In her own words: Debra A. Seaton

Judge Debra A. Seaton is a candidate for the Willis vacancy in the 2nd Subcircuit. Her punch number is 159.

Fairness and justice are important principles to me. These principles motivated my service as an attorney and they undergird my desire to remain a judge. Principles of fairness and justice not only apply in the courtroom as I sit as a judge. They apply to me personally every day of my life. These principles resonant in me strongly because of the many obstacles I have had to overcome. My commitment to fairness and justice for all communities is deeply instilled in my personality and my character. The question I ask myself every day is "Was I fair to both sides?"

As a trial attorney in private practice and as a public defender, I fought tenaciously for fairness and justice in trials. I knew that I was the only voice that my clients had. I became their voice; a voice to the voiceless. As a judge, I am a gatekeeper of justice. It is my responsibility to ensure procedural due process and fairness within the bounds of the law. My experience in everything from traffic to death penalty cases; restorative justice, specialty courts, deferred prosecutions, expungements, child support, mandatory arbitration, appeals and other areas of law has grounded me in a keen awareness of procedural due process. My experience has also given me the courage to do the right thing. Injustice remains injustice whenever a person is not willing to make a decision to change it. As Dr. Martin Luther King, Jr. said, "Injustice anywhere is a threat to justice everywhere." I want to remain as a judge to do everything within my power and authority to prevent injustice from occurring in any courtroom in which I preside.
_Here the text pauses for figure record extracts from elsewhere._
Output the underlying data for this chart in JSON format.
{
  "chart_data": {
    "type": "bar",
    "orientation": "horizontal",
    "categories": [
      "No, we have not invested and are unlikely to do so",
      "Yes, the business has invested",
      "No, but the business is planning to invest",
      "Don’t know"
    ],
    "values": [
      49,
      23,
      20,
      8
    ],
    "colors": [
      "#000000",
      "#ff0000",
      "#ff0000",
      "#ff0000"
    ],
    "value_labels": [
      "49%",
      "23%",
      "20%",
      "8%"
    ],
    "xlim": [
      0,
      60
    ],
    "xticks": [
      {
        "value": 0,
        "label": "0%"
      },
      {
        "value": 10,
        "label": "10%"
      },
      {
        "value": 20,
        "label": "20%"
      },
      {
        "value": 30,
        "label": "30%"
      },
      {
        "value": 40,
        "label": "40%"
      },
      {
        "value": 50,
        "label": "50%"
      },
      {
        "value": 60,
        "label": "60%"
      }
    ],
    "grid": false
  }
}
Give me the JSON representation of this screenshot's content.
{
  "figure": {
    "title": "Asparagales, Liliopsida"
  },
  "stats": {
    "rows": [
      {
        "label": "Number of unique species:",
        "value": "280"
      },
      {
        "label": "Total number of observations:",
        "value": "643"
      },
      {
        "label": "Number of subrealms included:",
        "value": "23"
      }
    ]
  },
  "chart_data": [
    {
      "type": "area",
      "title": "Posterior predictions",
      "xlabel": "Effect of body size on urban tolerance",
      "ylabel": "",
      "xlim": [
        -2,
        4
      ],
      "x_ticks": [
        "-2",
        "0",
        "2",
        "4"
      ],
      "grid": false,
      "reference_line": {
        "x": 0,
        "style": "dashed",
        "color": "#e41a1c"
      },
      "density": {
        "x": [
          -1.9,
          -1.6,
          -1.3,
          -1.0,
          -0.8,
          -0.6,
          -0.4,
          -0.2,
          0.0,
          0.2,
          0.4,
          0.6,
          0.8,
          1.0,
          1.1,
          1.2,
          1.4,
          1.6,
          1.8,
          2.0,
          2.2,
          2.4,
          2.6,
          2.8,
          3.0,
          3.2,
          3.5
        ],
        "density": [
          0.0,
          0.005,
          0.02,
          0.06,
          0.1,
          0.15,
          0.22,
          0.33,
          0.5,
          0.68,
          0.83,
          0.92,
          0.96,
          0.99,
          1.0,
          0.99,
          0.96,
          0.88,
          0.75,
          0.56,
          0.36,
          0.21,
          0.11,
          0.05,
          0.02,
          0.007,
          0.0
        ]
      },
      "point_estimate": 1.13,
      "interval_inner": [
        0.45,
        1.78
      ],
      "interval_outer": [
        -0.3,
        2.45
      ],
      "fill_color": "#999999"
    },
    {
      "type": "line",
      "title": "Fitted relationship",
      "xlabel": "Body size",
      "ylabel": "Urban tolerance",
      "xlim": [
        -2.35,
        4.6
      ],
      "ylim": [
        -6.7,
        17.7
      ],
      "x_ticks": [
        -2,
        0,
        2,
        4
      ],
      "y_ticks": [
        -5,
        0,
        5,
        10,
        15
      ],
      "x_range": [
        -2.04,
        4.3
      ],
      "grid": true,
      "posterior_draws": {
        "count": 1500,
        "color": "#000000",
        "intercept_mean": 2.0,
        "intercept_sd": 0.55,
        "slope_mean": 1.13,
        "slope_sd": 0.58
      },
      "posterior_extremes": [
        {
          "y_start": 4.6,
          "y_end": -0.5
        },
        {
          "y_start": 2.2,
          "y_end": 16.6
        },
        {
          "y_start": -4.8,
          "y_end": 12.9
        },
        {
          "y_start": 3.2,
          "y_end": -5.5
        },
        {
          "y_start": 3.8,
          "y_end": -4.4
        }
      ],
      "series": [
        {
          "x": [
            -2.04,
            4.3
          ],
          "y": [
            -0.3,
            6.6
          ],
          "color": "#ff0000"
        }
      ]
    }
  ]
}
Service to others undergirds my desire to remain a judge. Commitment to my community in serving seniors, mentoring and educating our youth is an integral part of being a judge. I have extended that commitment to teaching judges and lawyers in Nigeria and Kenya. Justice tempered with mercy is my judicial philosophy. I always keep in mind both a constitutional and humanitarian desire to restore those who are accused to useful and productive lives in society and to provide procedural due process to all litigants from all communities. Ensuring fairness and justice in our courts– that is why I want to remain a judge.